2.3.2 Myelosuppression and Severe Hepatotoxicity
The CAR-T cells can persist for years with the potential of preventing cancer relapse. This, however, may lead to serious safety concerns including myelosuppression and severe hepatotoxicity (44). Han W. D. et al. reported in 2015 their observation of a remarkable decrease followed by a gradual augmentation of blasts in the bone marrow after administrating autologous CART-33 cells to an acute myeloid leukemia (AML) patient (45). These warrant further efforts to personalize the effective drug duration of CAR-T products according to, e.g., the genetic profile and pathological state of each patient.

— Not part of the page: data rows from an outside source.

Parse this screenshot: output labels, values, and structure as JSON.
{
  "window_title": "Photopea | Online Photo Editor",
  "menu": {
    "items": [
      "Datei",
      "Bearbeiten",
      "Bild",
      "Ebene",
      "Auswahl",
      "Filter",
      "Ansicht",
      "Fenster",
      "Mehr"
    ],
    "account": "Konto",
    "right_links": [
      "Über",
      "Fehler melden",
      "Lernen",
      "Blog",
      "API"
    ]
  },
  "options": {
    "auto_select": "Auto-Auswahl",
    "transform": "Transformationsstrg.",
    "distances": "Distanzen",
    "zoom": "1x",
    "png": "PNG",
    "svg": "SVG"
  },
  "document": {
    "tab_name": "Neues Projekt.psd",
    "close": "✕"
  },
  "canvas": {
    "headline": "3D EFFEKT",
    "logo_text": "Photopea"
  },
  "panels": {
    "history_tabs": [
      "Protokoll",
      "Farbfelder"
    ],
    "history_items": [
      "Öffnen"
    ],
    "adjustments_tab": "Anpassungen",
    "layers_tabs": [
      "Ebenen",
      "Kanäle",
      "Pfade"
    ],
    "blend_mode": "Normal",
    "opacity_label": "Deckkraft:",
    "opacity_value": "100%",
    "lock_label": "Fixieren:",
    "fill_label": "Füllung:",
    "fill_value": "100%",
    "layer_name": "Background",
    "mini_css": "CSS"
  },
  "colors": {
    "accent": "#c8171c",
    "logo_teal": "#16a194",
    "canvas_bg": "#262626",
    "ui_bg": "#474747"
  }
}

2.4 Difficulties in Product Generalization Without Sacrificing Product Efficacy
Product comparability imposes a great concern towards the large-scale application of CAR-T therapies. It is challenging to clearly define the dosage, design and calculation method of infused CAR-T cells that considerably affect the efficacy of CAR-T therapies. The total number of CAR-T cells infused varies from 108 to 1010, in clinical practice, according to the body surface area and weight of the patient. It is also possible to determine the amount of infused CAR-T cells by the CAR-positive cohort. How to reach consensus on the requirements of these detailed specifications to standardize the use of CAR-T while taking into account the heterogeneous nature of CAR-T therapy remains challenging. Some groups have been exploring the feasibility of using third party donor gene modified T cells for treating viral infections (46, 47), with the hope of creating a universal cell therapy. For CAR-T therapy, fully compatible cell bank, low immunogenic umbilical cord blood cells, allogeneic natural killer cells, and gene-editing T cells have been considered as the off-the-shelf sources for the sake of uniformity and safety (84, 85).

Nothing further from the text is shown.